Similarly, "Dr." Judith Reisman – her doctorate is in communications, not any branch of science, psychology or sociology – vented her own anti-adult spleen in a May 27 article for WorldNetDaily, which Alexa.com described as the "No. 1 most-visited conservative Internet site," and whose founder, Joseph Farah, an ex-employee of arch-conservative Richard Mellon Scaife, has called for the destruction of the ACLU, and has prescribed, "The very first step in my program to take America back is to get down on our knees and ask God for revival and renewal in our lives."
Upset that Mary Carey and producer Mark Kulkis will be attending a fundraiser for President Bush, Reisman opined that, absent a White House revocation of Kulkis' and Carey's invitation, "The public might conclude we are compromised, financially and legislatively. The public might think someone gets paid off to keep the Erototoxin flood flowing.

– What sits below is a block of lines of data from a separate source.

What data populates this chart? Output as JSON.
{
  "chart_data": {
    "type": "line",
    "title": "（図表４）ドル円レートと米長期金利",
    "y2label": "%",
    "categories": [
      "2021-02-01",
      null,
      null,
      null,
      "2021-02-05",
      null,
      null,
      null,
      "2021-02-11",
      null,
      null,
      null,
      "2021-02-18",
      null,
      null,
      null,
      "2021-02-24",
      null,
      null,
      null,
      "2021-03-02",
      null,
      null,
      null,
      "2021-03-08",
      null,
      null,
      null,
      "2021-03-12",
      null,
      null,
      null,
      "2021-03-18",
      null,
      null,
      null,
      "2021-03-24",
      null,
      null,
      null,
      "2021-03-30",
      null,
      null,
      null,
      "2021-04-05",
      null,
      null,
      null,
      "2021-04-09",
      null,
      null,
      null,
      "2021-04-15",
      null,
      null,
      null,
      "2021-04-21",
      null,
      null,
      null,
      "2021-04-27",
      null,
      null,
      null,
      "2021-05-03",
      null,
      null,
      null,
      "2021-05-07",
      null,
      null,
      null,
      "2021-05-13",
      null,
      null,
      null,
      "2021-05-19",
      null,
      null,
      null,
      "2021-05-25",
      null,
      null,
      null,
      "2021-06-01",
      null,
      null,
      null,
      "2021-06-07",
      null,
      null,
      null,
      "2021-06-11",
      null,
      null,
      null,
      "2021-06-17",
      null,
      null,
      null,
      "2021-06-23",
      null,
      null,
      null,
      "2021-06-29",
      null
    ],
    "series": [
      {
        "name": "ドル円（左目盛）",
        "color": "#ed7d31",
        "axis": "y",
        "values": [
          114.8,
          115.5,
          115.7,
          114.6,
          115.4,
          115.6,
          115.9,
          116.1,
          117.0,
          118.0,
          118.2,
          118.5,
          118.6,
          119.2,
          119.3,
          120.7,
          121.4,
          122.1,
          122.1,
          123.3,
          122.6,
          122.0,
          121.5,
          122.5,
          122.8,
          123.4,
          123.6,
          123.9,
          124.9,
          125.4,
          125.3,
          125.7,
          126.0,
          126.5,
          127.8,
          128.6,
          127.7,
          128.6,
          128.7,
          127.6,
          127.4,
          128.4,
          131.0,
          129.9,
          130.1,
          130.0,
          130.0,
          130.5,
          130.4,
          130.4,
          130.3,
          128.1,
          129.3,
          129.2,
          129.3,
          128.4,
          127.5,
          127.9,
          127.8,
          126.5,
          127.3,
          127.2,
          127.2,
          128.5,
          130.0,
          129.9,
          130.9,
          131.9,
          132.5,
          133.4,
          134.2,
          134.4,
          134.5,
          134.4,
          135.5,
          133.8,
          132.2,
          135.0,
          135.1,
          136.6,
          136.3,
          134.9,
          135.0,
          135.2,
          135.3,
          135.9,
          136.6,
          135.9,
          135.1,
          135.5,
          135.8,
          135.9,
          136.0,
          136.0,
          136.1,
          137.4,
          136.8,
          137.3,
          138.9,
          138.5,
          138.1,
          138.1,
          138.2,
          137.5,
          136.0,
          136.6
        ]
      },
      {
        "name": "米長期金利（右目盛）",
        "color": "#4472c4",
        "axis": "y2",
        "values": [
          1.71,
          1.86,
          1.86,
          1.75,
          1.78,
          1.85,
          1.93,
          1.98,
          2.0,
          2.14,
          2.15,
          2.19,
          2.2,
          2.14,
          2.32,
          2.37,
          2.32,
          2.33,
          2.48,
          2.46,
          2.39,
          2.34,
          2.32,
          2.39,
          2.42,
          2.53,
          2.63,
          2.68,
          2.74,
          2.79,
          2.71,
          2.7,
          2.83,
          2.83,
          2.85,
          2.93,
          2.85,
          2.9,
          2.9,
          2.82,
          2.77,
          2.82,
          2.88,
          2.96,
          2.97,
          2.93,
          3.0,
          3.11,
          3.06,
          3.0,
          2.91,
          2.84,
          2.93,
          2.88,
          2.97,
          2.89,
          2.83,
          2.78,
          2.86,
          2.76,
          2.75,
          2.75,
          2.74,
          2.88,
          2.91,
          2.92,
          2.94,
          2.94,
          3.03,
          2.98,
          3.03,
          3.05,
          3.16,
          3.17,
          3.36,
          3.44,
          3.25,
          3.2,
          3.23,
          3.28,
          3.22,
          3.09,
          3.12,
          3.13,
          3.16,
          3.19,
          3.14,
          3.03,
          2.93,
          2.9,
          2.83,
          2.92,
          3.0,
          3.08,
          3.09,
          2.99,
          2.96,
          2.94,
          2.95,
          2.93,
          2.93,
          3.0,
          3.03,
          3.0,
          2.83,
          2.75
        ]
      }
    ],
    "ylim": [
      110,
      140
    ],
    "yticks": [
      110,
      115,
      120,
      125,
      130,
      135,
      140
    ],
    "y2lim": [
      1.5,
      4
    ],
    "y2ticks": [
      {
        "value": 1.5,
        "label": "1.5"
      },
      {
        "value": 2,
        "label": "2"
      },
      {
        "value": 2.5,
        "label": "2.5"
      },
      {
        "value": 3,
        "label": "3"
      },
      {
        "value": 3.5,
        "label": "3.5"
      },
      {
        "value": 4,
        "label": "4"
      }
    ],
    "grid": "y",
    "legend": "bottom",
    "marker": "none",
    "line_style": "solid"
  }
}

The public might conclude we talk tough, but are soft on sexual crime, exposing ever more millions of women and children to sexual violence, disease, despair and death."
("Erototoxins," of course, are Reisman's paranoid version of endorphins, the natural substances released by human brains experiencing pleasure.)

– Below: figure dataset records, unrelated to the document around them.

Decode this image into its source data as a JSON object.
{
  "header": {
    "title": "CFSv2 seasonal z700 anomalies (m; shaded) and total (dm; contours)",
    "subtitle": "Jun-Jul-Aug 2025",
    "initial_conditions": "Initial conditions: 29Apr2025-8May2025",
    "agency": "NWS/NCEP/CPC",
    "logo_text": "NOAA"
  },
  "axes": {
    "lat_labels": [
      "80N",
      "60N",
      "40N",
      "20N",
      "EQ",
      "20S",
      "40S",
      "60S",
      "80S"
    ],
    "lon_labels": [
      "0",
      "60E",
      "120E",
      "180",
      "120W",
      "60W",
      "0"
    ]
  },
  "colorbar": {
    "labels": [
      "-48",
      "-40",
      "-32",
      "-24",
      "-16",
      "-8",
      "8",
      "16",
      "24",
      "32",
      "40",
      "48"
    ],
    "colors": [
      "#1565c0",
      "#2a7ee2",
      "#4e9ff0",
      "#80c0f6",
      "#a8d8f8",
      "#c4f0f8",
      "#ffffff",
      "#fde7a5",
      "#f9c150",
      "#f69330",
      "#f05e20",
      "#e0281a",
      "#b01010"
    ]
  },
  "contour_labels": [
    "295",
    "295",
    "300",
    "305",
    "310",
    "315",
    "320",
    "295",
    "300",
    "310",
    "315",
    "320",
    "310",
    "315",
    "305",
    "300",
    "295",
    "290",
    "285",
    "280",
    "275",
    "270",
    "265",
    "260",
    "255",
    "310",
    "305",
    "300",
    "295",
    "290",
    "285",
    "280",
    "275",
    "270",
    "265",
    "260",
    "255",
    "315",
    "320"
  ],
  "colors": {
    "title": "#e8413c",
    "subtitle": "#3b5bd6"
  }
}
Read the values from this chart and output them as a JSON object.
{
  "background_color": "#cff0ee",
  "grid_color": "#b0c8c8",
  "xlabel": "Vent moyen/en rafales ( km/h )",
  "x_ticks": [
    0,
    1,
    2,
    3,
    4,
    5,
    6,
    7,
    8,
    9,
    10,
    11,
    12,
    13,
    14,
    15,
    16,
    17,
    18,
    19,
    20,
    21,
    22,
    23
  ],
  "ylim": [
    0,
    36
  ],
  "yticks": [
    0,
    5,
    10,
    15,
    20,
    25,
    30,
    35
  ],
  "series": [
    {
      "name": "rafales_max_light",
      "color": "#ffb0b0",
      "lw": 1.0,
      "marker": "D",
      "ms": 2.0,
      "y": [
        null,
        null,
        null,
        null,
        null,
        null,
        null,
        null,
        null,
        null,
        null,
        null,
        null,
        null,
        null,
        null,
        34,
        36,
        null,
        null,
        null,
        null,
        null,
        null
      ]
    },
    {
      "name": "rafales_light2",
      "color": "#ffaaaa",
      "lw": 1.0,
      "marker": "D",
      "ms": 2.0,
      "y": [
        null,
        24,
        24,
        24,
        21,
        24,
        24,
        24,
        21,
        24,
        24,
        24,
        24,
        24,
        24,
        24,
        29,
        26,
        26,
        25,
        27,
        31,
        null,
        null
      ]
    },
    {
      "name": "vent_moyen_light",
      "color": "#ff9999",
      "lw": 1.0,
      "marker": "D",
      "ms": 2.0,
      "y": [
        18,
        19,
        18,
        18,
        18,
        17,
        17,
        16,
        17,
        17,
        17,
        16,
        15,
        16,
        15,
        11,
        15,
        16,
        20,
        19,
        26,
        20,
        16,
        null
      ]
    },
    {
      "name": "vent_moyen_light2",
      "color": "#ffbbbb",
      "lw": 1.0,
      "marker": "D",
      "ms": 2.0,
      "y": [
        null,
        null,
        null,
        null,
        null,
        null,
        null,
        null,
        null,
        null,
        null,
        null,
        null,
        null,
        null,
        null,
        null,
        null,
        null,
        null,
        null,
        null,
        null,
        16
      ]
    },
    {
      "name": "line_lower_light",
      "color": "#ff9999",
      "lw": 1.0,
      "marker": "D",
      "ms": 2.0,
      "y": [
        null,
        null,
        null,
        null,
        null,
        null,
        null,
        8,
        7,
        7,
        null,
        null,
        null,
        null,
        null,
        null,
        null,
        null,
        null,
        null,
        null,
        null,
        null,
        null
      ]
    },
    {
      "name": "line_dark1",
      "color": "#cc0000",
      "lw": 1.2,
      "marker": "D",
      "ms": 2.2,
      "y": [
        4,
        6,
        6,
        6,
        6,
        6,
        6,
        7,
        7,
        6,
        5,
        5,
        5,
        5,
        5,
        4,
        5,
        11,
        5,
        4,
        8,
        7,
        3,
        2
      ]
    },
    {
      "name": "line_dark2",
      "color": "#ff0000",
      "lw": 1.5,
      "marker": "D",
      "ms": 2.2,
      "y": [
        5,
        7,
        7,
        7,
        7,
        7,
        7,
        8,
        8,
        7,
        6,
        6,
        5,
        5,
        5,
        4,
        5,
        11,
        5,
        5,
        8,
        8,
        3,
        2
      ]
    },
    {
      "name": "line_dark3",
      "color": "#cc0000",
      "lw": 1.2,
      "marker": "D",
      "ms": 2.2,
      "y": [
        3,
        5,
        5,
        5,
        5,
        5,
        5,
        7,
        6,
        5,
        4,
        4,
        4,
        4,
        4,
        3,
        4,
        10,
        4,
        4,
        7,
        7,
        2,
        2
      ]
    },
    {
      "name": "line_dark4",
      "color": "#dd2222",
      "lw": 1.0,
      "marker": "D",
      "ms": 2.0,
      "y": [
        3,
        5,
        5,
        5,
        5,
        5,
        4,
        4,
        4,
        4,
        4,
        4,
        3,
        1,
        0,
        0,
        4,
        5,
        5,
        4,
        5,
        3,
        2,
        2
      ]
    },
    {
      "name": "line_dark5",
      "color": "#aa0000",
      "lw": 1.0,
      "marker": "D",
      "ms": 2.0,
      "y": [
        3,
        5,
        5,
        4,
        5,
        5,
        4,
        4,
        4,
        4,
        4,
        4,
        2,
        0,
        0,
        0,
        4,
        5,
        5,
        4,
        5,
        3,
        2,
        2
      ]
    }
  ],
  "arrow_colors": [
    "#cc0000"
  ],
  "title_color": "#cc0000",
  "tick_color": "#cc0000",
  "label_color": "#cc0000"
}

"Maybe Laura Bush' speech writers can use some Mary Carey jokes," Reisman wrote. "Like the one where Carey says 'a little girl-on-girl action' might appeal to 'sexy' Karl Rove. However, pornography is no joke. Thousands of children are kidnapped each year and forced into sex slavery – commonly preserved as pornography."
Reisman, of course, knows that the adult industry doesn't use or record children having sex, whether forced or not, and a more honest statement would have inserted the word "child" before "pornography" – but Reisman's apparent purpose is to blur the lines between adult industry product and recorded child sexual abuse. Moreover, her language supports the latest right-wing smear that adult performers are "sex slaves" when in fact all perform voluntarily and are well-paid for their efforts.
Just a few lines later, Reisman claims that a "typical news item" relates that "WTOL News in Toledo, Ohio, reported the way pornographers commonly secure 'girl-on-girl action.' Two teenage girls were abducted in East Toledo. The kidnappers took 'the girls to several truck stops and forced them into prostitution.'"
Exactly how "kidnappers" in Ohio who "forced" teenage girls into prostitution have anything to do with adult video producers, mostly based in California, who pay established, willing performers to act in sexually explicit videos, is never explained. Perhaps it wouldn't be such a bad idea, as Reisman claims at the beginning of her article, if "the administration would screen us [Reisman and her fellow anti-adult zealots] for mental illness."
Still later, Reisman charges that, "Despite present denials, pornographers would like to see us legalize prostitution and child pornography, as well as all mind-altering drugs like marijuana, LSD, cocaine." While various adult industry professionals have spoken out against America's insane drug policies, and in favor of the right of consenting adults to engage in and pay for prostitution services, none advocate employing minors in sexually explicit productions.
"The pornography business lobbies for its interests and against the public interest," Reisman concludes. "These callous racketeers appear to spend their money on Republicans they support, and against those they want to remove. Don't look for a crackdown on pornography very soon. It has been my experience that the Sex Industrial Complex has friends in high places."
To which we can only respond: "WHO? WHERE?"